Gone were the hay days of 2018 when the legalization of recreational marijuana was not too far off, and cannabis organizations were so flush with money that Canopy Growth hired planes to fly seedlings from Ontario to British Columbia where their arrival was greeted by the local media that chronicled the event. Independent photographer Jen Osborne shot photos of one of the cargo planes landing and more photos when the seedlings were planted at the Aldergrove nursery (one of her photographs showed up in Maclean’s).

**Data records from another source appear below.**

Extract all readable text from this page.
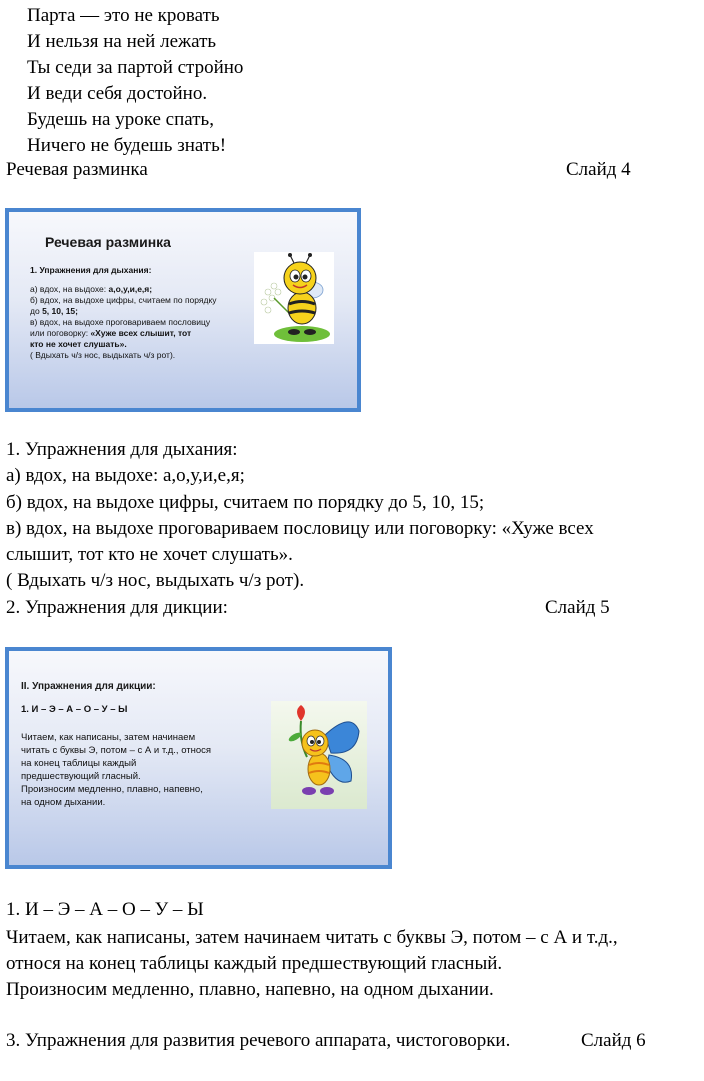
Парта — это не кровать
И нельзя на ней лежать
Ты седи за партой стройно
И веди себя достойно.
Будешь на уроке спать,
Ничего не будешь знать!
Речевая разминка	Слайд 4
Речевая разминка
1. Упражнения для дыхания:
а) вдох, на выдохе: а,о,у,и,е,я;
б) вдох, на выдохе цифры, считаем по порядку
до 5, 10, 15;
в) вдох, на выдохе проговариваем пословицу
или поговорку: «Хуже всех слышит, тот
кто не хочет слушать».
( Вдыхать ч/з нос, выдыхать ч/з рот).
1. Упражнения для дыхания:
а) вдох, на выдохе: а,о,у,и,е,я;
б) вдох, на выдохе цифры, считаем по порядку до 5, 10, 15;
в) вдох, на выдохе проговариваем пословицу или поговорку: «Хуже всех
слышит, тот кто не хочет слушать».
( Вдыхать ч/з нос, выдыхать ч/з рот).
2. Упражнения для дикции:	Слайд 5
II. Упражнения для дикции:
1. И – Э – А – О – У – Ы
Читаем, как написаны, затем начинаем
читать с буквы Э, потом – с А и т.д., относя
на конец таблицы каждый
предшествующий гласный.
Произносим медленно, плавно, напевно,
на одном дыхании.
1. И – Э – А – О – У – Ы
Читаем, как написаны, затем начинаем читать с буквы Э, потом – с А и т.д.,
относя на конец таблицы каждый предшествующий гласный.
Произносим медленно, плавно, напевно, на одном дыхании.
3. Упражнения для развития речевого аппарата, чистоговорки.	Слайд 6
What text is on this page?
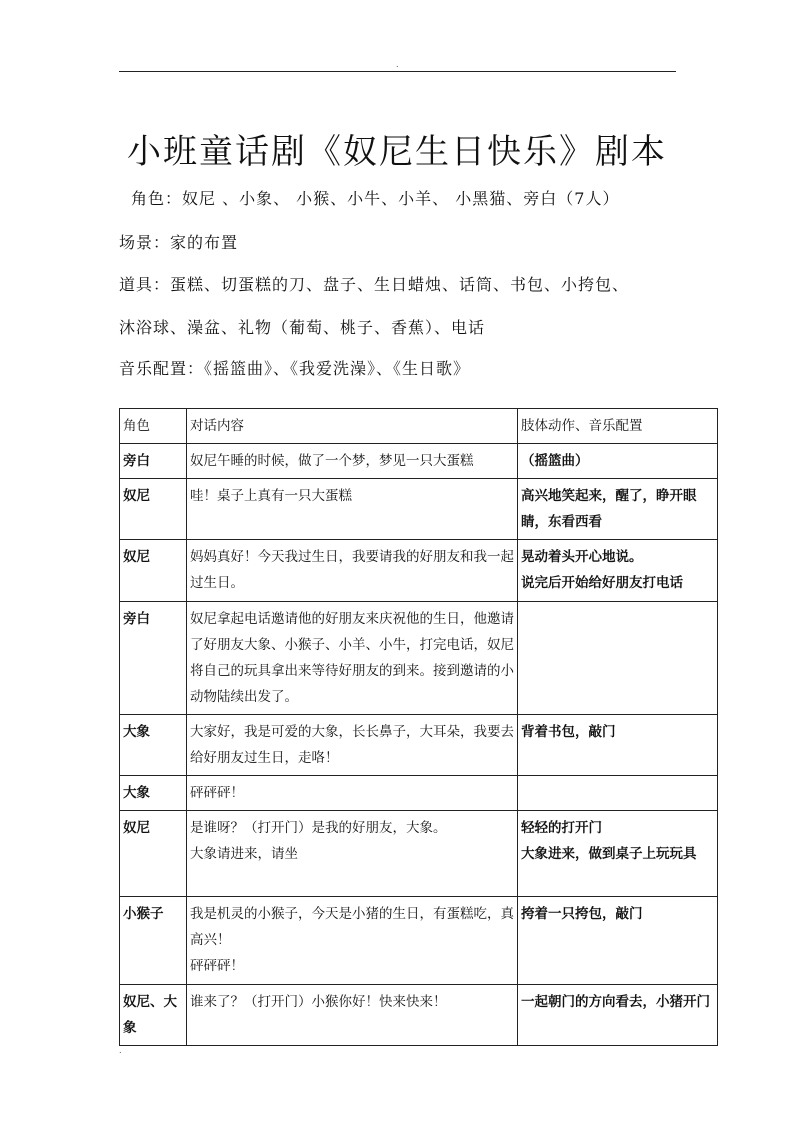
.
小班童话剧《奴尼生日快乐》剧本
角色：奴尼 、小象、 小猴、小牛、小羊、 小黑猫、旁白（7人）
场景：家的布置
道具：蛋糕、切蛋糕的刀、盘子、生日蜡烛、话筒、书包、小挎包、
沐浴球、澡盆、礼物（葡萄、桃子、香蕉）、电话
音乐配置：《摇篮曲》、《我爱洗澡》、《生日歌》
角色	对话内容	肢体动作、音乐配置
旁白	奴尼午睡的时候，做了一个梦，梦见一只大蛋糕	（摇篮曲）

奴尼	哇！桌子上真有一只大蛋糕	高兴地笑起来，醒了，睁开眼睛，东看西看

奴尼	妈妈真好！今天我过生日，我要请我的好朋友和我一起过生日。	晃动着头开心地说。
说完后开始给好朋友打电话

旁白	奴尼拿起电话邀请他的好朋友来庆祝他的生日，他邀请了好朋友大象、小猴子、小羊、小牛，打完电话，奴尼将自己的玩具拿出来等待好朋友的到来。接到邀请的小动物陆续出发了。	

大象	大家好，我是可爱的大象，长长鼻子，大耳朵，我要去给好朋友过生日，走咯！	背着书包，敲门

大象	砰砰砰！	

奴尼	是谁呀？（打开门）是我的好朋友，大象。
大象请进来，请坐	轻轻的打开门
大象进来，做到桌子上玩玩具

小猴子	我是机灵的小猴子，今天是小猪的生日，有蛋糕吃，真高兴！
砰砰砰！	挎着一只挎包，敲门

奴尼、大象	谁来了？（打开门）小猴你好！快来快来！	一起朝门的方向看去，小猪开门
.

“It wasn’t the look that stunned me, it was the warmth and the vibe; a blend of individuals in suits and underground flower children,” she said. Nearby farm hands tending the harvests were filmed by a group of big name marijuana companies promoting their brands.
“They were discussing how cool everything was,” Osborne said. “I sensed that I was encountering what’s to come.”
Today, the goliath nursery sits idle, and may be sold to a company to grow vegetables. The buyer has yet to be chosen, said Jordan Sinclair, Canopy Growth’s vice president.
Aurora also put the brakes on its Aurora Sun developing office in Medicine Hat, Alberta; the organization initially had reported plans to develop 14.8 hectares in 30 developing plots. Now that has been downsized to six.
The larger growing area cannabis organizations were relying upon to make them the top provider of recreational sales in October 2018 have since faded away. Begging the question, why did Canadian cannabis sales go sideways before the pandemic?